Every travel insurance offers a distinct package, depending on your conditions. Whether you travel solo or with your family, whether you’re visiting a long-distance family member in Scotland or you’re bungee jumping in India, you will find a suitable package for you.
Don’t wait until it’s too late to act. It’s always better to cover your back beforehand than to shell out hundreds of bucks in case of an injury.
4.) Car Accident
You rented a car abroad, looking forward to an epic road trip, but instead got tangled in a car accident. Not fun. First things first, don’t leave the accident scene and check if there are any injuries on either side. Call the police and write down the contact information of any other involved party.

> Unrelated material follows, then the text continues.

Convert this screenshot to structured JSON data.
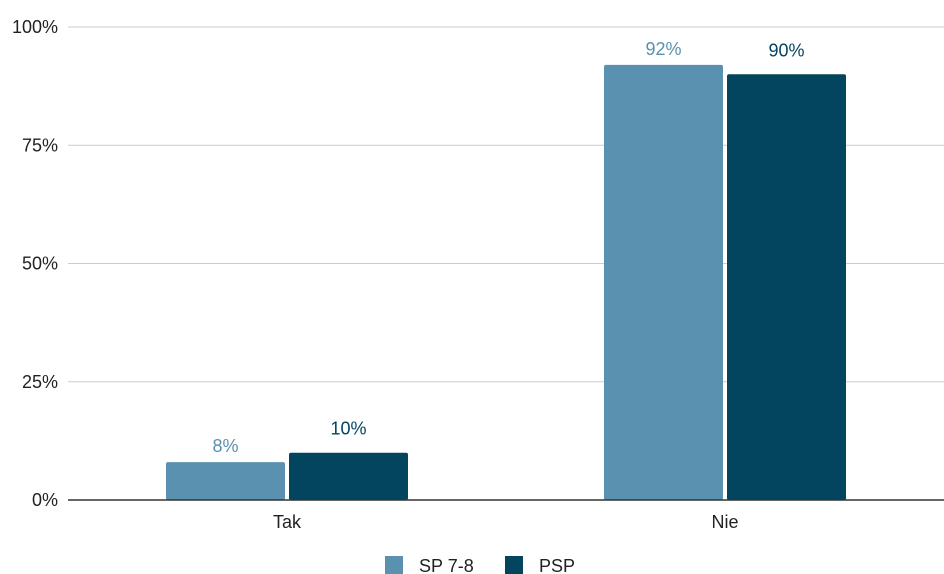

There will be two documents for you to complete: the accident report, at the scene, and the accident statement form, from your insurer.
Rule of thumb: Never sign anything you don’t fully understand!
3.) Lost Your Kid
Losing your child can be one of the top travel nightmares we can think of. You might feel like you’ll lose your mind along the way, but try to remain as calm as possible.
Immediately contact the qualified authorities, such as the security guards of the place you’re visiting and the police officers.
It is always advised to take a picture of your kids before leaving for an outdoor activity; they will be easier to recognize in a crowd with their distinctive features and clothes.
Always remember to provide your child with an ID card and/or write your phone number on their wrists or on a wristband.
2.) Arrested Overseas
There are mild travel nightmares and there are full-on horror situations, and being caught in jail abroad is one of them.
If you’re arrested for drugs, illegal possession of an antiquity, or any other crime, immediately contact the U.S. consulate or embassy. They won’t take you out of jail with a snap of their fingers, but they will still make sure the legal procedures are well-observed.
Always research the laws of the country you’re visiting. Like Singapore with its chewing-gum policy or the no-toilet-flushing rule in Switzerland, some countries have peculiar rules everyone must obey.
1.) Natural Disaster
Earthquake, tsunami, hurricane, avalanches, wildfire, erupted volcanoes… When Mother Nature unleashes her powers, it doesn’t spare anyone, not even the peaceful traveler. To us, this tops the list of travel nightmares!
If you find yourself in one of these situations, do what everyone does: Obey the local authorities.
Stay informed about the situation via the news and the State Department’s website and social media. Ask your family and friends if they have additional info, and try to remain calm.